In some universities, particularly European institutions, students begin their higher education with specialized studies because their general education is completed in secondary school. In general, European universities have no prescribed courses, attendance requirements, or course grades. Students may attend lectures, but do their work directly with tutors who prepare them for examinations. Programmes may be completed in two to six years, usually split into three terms. In the United States, students are traditionally required to take general survey courses before they specialize in major areas of concentration; the undergraduate programme generally lasts four years, with each year split into two or three semesters.

Typical first degrees include the Bachelor of Arts (B.A.) and Bachelor of Science (B.Sc. or B.S.) degree, while those who want additional education may enrol in programmes leading to a Master of Arts (M.A., occasionally a first degree, as in some Scottish universities) or a Doctor of Philosophy (Ph.D.) degree.

II

Development of Colleges and Universities

Although modern colleges and universities evolved from Western European institutions of the Middle Ages, significant types of higher learning existed in ancient times, in the Middle and Far East as well as in Europe.

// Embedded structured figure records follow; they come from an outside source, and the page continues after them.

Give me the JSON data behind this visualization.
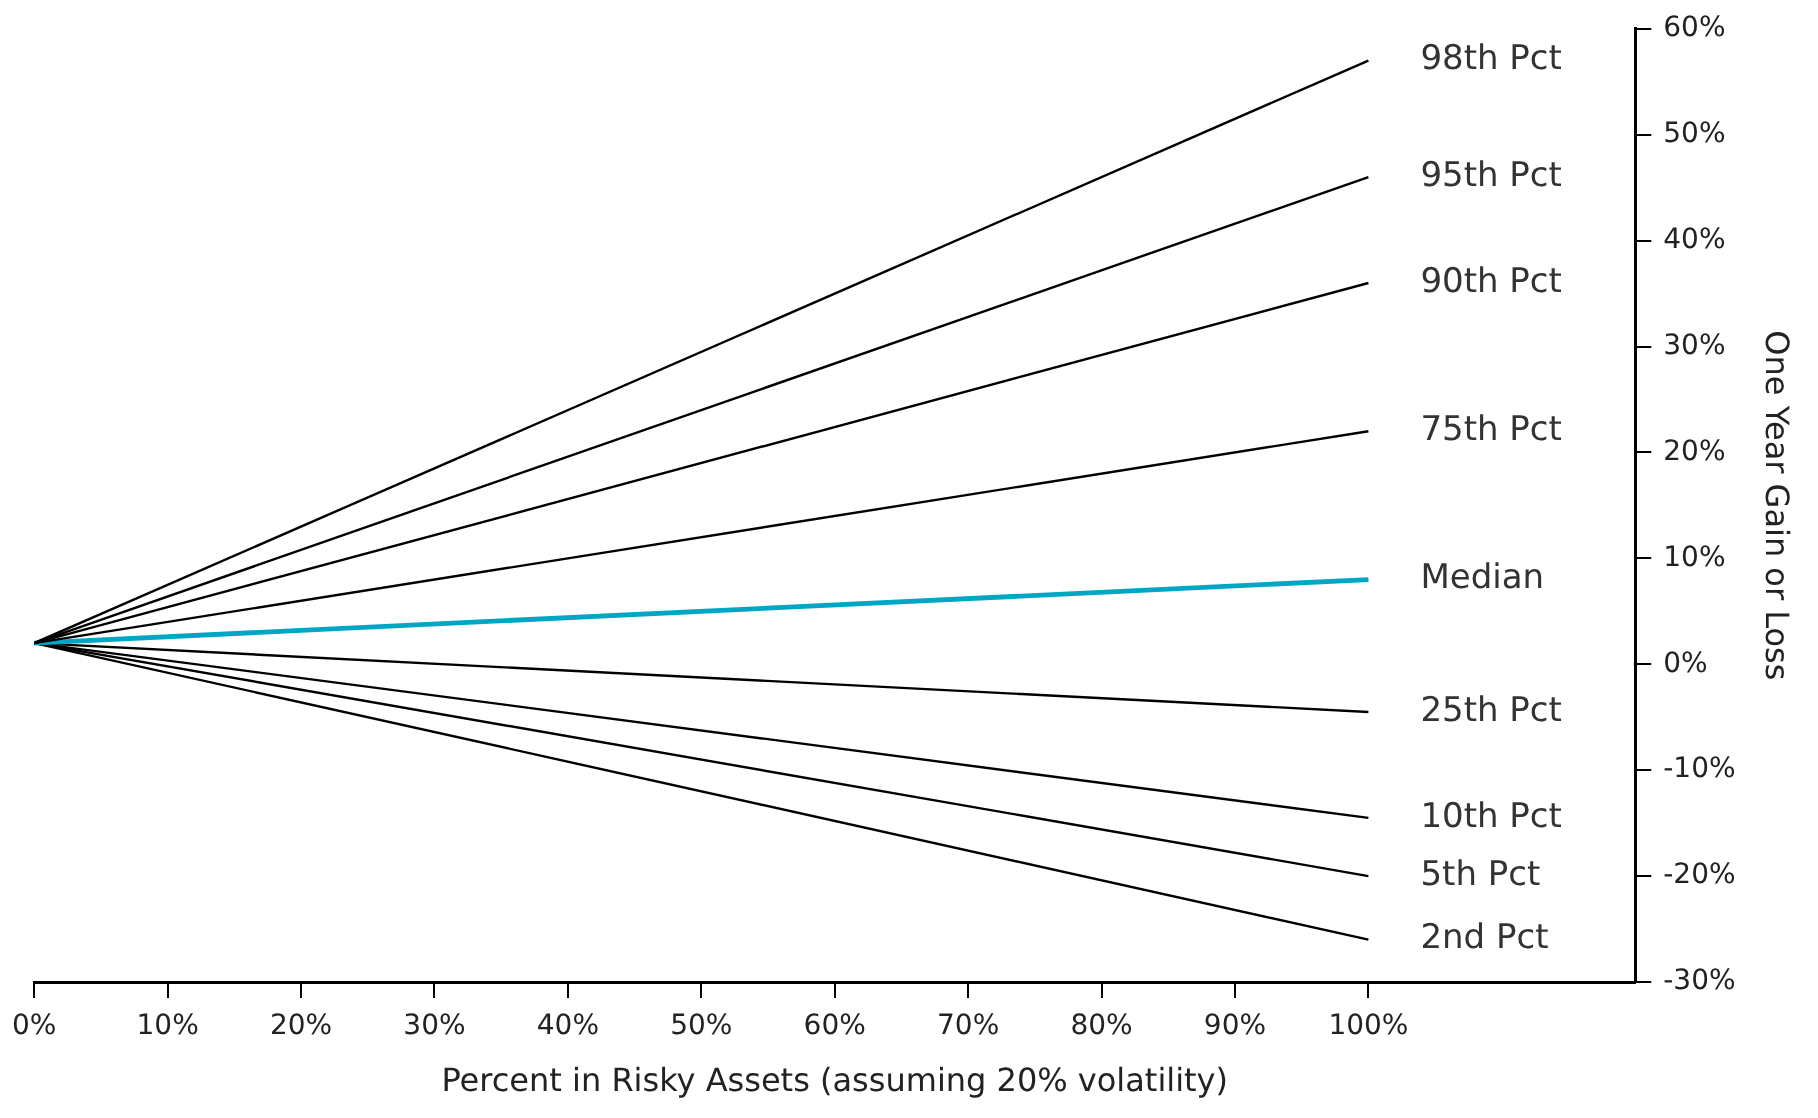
{
  "chart_data": {
    "type": "line",
    "xlabel": "Percent in Risky Assets (assuming 20% volatility)",
    "ylabel": "One Year Gain or Loss",
    "x": [
      0,
      100
    ],
    "series": [
      {
        "name": "98th Pct",
        "color": "#000000",
        "values": [
          2,
          57
        ]
      },
      {
        "name": "95th Pct",
        "color": "#000000",
        "values": [
          2,
          46
        ]
      },
      {
        "name": "90th Pct",
        "color": "#000000",
        "values": [
          2,
          36
        ]
      },
      {
        "name": "75th Pct",
        "color": "#000000",
        "values": [
          2,
          22
        ]
      },
      {
        "name": "Median",
        "color": "#00a6c4",
        "values": [
          2,
          8
        ]
      },
      {
        "name": "25th Pct",
        "color": "#000000",
        "values": [
          2,
          -4.5
        ]
      },
      {
        "name": "10th Pct",
        "color": "#000000",
        "values": [
          2,
          -14.5
        ]
      },
      {
        "name": "5th Pct",
        "color": "#000000",
        "values": [
          2,
          -20
        ]
      },
      {
        "name": "2nd Pct",
        "color": "#000000",
        "values": [
          2,
          -26
        ]
      }
    ],
    "xlim": [
      0,
      120
    ],
    "xticks": [
      {
        "value": 0,
        "label": "0%"
      },
      {
        "value": 10,
        "label": "10%"
      },
      {
        "value": 20,
        "label": "20%"
      },
      {
        "value": 30,
        "label": "30%"
      },
      {
        "value": 40,
        "label": "40%"
      },
      {
        "value": 50,
        "label": "50%"
      },
      {
        "value": 60,
        "label": "60%"
      },
      {
        "value": 70,
        "label": "70%"
      },
      {
        "value": 80,
        "label": "80%"
      },
      {
        "value": 90,
        "label": "90%"
      },
      {
        "value": 100,
        "label": "100%"
      }
    ],
    "ylim": [
      -30,
      60
    ],
    "yticks": [
      {
        "value": -30,
        "label": "-30%"
      },
      {
        "value": -20,
        "label": "-20%"
      },
      {
        "value": -10,
        "label": "-10%"
      },
      {
        "value": 0,
        "label": "0%"
      },
      {
        "value": 10,
        "label": "10%"
      },
      {
        "value": 20,
        "label": "20%"
      },
      {
        "value": 30,
        "label": "30%"
      },
      {
        "value": 40,
        "label": "40%"
      },
      {
        "value": 50,
        "label": "50%"
      },
      {
        "value": 60,
        "label": "60%"
      }
    ],
    "grid": false,
    "legend": false,
    "marker": "none",
    "line_style": "solid"
  }
}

Some of these Eastern institutions still flourish.

A

Historical Antecedents

In Greece, the Academy of Plato and the Lyceum of Aristotle were advanced schools of philosophy. During the Hellenistic period, which began in the 4th century bc, Athens attracted many Roman students, including, later, the statesmen and writers Julius Caesar, Cicero, Augustus, and Horace. Also important during this period was the Egyptian city of Alexandria, with its great library (see Alexandria, Library of) and museum, which attracted scholars from the Middle East. The Jewish academies in Palestine and Babylonia, which produced the Talmud, promoted religious and secular intellectual pursuits from about ad 70 through to the 13th century. The University of Nalanda, in northern India, where native and Chinese students studied Buddhism, functioned until the 12th century. Institutions of higher education flourished in China itself from the 7th century onwards, and in Korea from the 14th century. Al-Azhar University in Cairo, now more than 1,000 years old, is the central authority for Islam. Another Islamic institution of equal antiquity is Al Qarawiyin University in Fès, Morocco.

B

Medieval Universities

Western European universities developed as students migrated to various places where noted teachers lectured on subjects of particular interest to them. Language was no barrier because lectures and disputation were conducted in the universal tongue, Latin. By the 12th century, Paris was established as the centre for theology and philosophy, and the University of Paris became the model for later universities in northern Europe. Bologna, Italy, was the centre for the study of law, and the University of Bologna set the pattern for Italian and Spanish universities. From the 13th century onwards, universities were established in France, England, Scotland, Germany, Bohemia, and Poland. Students migrating from the same country banded together into so-called nations for mutual aid and protection. From these communities developed the concept of the college (Latin, collegium,”society”). Medieval universities had the right to suspend studies when conditions in their towns and cities were unfavourable and to confer degrees that included the privilege of teaching in any Christian country.